The day after the Summit, we will be giving folks a chance to actually act on this message. We are putting on Moving Forward: Ride/Walk for Parkinson’s on Sunday, Oct. 11 at the beachfront of Pewaukee Lake. You can still register to ride or walk on at www.davisphinneyfoundation.org
. I’m riding. So is Dr. Hung. Dr. Blindauer is walking. Most of our Parkinson’s and Movement Disorders team is participating in some way. Many of our colleagues in Neurology and throughout Froedtert & The Medical College of Wisconsin are either riding, walking, volunteering or donating. You can even register the morning of the event.
I am most impressed by our patients that are riding, walking, volunteering and donating. George, a young onset patient, has gotten his company to donate all the post-ride food and his wife and kids and friends are cooking it and serving it. George has been training to ride the 100K. That’s farther than I am going to attempt!

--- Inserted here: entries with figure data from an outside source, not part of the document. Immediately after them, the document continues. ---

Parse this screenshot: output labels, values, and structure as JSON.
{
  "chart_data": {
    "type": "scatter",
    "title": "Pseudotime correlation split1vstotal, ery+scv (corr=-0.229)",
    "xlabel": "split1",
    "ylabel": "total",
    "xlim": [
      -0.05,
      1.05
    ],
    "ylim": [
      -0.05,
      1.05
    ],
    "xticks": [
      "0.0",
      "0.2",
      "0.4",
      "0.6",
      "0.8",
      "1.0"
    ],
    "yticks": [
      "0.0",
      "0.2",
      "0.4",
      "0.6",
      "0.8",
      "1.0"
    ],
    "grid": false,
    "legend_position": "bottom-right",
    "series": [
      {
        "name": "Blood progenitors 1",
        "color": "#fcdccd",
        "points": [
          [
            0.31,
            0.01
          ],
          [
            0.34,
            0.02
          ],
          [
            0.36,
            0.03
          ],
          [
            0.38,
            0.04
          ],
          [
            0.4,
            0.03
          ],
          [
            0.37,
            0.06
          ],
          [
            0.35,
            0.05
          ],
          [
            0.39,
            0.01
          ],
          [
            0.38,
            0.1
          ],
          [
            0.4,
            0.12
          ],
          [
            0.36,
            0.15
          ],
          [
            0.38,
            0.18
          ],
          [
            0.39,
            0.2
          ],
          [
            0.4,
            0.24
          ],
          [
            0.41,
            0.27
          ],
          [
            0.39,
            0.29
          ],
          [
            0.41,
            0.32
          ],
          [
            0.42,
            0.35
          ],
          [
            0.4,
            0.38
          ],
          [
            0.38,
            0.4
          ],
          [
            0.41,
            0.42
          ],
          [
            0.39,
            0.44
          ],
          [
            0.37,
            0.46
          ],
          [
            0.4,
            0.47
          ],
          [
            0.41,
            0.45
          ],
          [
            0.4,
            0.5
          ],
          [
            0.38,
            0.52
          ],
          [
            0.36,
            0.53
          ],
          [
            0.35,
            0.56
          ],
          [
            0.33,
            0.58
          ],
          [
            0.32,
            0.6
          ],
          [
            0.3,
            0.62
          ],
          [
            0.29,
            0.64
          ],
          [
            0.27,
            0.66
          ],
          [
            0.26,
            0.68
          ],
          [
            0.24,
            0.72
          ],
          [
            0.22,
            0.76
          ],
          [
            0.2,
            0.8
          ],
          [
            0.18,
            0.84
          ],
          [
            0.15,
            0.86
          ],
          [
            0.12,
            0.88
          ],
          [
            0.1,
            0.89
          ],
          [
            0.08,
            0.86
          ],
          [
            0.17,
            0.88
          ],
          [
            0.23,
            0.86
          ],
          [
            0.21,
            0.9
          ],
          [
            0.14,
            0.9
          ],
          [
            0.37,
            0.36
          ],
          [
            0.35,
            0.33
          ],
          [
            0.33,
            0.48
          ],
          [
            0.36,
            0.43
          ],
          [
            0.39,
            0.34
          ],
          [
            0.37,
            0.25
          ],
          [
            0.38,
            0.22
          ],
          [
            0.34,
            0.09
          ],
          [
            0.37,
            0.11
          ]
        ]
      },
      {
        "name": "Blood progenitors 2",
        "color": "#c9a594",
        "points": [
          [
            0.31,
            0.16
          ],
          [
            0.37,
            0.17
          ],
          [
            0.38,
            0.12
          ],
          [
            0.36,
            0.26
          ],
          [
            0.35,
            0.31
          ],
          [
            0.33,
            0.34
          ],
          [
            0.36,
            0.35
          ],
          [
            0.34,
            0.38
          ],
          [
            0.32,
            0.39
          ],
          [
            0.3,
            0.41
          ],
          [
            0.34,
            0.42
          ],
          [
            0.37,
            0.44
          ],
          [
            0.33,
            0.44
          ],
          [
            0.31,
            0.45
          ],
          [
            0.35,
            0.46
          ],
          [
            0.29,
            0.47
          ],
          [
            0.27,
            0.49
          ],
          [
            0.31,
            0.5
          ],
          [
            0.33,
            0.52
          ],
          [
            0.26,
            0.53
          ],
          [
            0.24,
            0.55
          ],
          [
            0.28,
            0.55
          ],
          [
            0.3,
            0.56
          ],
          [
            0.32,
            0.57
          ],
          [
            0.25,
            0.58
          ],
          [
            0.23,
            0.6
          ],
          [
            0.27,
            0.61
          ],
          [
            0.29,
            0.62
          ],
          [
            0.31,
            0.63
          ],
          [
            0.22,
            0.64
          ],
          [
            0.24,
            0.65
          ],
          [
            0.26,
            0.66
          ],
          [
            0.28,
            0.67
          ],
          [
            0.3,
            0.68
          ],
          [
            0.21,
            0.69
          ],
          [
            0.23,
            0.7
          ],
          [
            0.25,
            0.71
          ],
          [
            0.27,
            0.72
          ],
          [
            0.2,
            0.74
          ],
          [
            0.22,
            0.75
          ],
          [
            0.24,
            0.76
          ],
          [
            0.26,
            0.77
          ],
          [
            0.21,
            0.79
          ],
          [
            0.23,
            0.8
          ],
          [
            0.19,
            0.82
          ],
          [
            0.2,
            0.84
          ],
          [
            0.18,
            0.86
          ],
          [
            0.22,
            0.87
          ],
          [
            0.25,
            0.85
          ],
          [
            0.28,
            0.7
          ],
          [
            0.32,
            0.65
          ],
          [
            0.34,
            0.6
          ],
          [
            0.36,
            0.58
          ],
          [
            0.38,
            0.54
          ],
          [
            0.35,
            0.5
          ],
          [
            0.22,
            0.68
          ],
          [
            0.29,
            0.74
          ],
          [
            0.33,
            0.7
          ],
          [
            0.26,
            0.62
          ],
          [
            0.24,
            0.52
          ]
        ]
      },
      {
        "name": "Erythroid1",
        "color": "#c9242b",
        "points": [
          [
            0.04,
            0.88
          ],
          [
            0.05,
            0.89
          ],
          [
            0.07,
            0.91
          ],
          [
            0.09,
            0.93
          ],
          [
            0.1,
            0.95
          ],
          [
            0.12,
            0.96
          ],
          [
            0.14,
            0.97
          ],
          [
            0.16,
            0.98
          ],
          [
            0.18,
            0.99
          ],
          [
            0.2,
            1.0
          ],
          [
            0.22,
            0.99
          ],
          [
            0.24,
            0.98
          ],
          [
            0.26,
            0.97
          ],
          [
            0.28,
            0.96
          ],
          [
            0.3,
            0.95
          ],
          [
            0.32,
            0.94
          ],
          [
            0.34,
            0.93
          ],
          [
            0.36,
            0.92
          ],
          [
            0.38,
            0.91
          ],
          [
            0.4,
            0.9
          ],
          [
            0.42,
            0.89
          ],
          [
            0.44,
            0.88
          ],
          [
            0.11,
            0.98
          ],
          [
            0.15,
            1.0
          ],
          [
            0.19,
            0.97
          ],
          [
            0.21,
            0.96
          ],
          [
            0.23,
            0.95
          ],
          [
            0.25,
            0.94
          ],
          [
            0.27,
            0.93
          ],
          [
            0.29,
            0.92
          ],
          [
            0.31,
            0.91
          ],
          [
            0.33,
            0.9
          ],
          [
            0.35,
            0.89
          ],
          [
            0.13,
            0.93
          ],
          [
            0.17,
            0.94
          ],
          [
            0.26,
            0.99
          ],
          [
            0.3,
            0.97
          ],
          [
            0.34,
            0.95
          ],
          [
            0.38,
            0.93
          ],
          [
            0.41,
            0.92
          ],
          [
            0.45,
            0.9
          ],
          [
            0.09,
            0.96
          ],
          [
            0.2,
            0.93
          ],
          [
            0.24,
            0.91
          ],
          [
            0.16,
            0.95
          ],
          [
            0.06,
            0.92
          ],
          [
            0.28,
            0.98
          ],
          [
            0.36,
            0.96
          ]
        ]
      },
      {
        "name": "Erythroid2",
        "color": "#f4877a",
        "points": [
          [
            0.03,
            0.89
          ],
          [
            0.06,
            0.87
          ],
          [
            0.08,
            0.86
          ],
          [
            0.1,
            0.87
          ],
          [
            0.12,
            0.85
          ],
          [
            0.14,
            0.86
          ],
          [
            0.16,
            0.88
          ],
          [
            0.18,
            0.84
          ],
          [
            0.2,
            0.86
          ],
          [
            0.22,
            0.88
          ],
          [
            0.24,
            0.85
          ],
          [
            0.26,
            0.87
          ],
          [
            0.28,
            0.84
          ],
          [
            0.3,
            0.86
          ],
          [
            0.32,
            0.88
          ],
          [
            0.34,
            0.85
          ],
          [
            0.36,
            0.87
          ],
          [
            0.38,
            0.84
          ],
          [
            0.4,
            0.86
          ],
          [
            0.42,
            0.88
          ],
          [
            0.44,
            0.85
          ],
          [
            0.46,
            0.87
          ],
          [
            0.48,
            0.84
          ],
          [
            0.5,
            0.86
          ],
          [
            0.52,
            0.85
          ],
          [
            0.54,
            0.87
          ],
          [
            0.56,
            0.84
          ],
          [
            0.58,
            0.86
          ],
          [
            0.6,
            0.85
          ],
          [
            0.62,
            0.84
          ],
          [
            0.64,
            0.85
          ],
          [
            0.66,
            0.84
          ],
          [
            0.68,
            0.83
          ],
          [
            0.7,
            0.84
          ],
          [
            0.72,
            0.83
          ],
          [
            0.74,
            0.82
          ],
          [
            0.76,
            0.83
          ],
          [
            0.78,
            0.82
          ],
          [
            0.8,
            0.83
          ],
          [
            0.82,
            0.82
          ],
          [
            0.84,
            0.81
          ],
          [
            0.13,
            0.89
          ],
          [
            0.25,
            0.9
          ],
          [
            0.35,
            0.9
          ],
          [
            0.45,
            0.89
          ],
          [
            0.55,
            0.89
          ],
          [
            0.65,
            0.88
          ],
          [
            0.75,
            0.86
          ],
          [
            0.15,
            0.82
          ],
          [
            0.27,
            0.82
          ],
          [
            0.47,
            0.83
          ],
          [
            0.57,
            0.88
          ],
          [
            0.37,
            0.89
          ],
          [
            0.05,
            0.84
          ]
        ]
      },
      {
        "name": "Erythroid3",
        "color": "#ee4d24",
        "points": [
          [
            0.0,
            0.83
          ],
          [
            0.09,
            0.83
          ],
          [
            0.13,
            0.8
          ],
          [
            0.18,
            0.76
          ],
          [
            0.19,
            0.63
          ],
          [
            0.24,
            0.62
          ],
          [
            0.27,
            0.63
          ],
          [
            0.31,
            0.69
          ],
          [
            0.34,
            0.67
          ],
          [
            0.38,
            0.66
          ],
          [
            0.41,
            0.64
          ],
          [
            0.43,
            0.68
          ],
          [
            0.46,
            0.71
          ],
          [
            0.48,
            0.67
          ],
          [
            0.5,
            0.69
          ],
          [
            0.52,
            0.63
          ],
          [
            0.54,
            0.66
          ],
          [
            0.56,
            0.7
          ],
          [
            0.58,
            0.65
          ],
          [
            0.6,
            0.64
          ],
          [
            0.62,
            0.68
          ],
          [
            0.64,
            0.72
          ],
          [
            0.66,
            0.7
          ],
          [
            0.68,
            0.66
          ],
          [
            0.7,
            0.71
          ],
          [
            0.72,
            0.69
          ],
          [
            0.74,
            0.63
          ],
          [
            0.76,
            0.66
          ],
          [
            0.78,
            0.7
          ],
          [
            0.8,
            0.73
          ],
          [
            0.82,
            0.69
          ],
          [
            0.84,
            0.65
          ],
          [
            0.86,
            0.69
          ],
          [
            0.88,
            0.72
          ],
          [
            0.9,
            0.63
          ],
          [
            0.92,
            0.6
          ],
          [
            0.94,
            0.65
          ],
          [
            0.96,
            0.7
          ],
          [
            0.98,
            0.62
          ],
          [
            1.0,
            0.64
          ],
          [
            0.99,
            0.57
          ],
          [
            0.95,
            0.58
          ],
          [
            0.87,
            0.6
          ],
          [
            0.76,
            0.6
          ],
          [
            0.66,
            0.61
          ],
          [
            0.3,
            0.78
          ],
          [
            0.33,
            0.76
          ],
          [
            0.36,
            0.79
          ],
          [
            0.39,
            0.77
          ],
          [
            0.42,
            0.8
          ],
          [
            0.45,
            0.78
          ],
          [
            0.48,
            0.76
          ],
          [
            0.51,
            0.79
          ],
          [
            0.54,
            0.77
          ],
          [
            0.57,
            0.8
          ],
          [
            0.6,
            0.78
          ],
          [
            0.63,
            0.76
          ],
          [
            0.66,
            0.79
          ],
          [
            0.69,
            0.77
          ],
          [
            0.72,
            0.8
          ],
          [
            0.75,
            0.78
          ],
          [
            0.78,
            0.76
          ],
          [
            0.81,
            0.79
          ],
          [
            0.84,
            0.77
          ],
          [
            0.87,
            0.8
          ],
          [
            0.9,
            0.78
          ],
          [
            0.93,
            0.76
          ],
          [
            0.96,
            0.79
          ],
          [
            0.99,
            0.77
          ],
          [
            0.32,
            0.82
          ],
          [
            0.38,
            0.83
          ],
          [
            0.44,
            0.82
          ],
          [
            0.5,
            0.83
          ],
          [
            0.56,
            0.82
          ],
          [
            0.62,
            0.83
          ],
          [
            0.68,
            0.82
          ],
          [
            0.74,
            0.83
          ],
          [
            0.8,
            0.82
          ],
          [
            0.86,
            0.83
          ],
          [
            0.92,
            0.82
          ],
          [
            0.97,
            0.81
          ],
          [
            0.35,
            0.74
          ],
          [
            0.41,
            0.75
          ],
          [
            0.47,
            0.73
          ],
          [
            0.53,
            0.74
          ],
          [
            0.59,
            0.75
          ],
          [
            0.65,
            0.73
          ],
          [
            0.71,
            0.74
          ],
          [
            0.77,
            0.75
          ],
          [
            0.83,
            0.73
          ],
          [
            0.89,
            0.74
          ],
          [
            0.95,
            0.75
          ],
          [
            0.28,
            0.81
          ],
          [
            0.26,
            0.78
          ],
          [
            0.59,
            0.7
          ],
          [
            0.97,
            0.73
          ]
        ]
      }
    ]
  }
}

Bill has raised $2,000 in sponsors and almost $4,000 in donations. His wife has put together all the registration volunteers. Bill has been training to do the 14 mile route around the lake.
Maureen is treating the event like a family reunion. She has riders, walkers, volunteers and donors from a four-state area. Maureen and her kids will walk the two miles; but I won’t be surprised to see her riding in the future. She is the front-runner for winning the top fund-raiser’s prize of a custom fit Road Bike donated by Transition Cycle and Training.
There are many, many more patients and families that are getting behind this event. Some are coming to see “the first family of cycling:” Davis Phinney and his wife Connie Carpenter — both Olympic Medalists — and their son, Taylor Phinney, cycling phenomenon. But most are coming because they believe exercise is an important component to a healthy, happy life. And yes, a person with Parkinson’s can have a healthy, happy life. I meet them every day in the clinic and I will be seeing hundreds of them this weekend. I hope you can join us.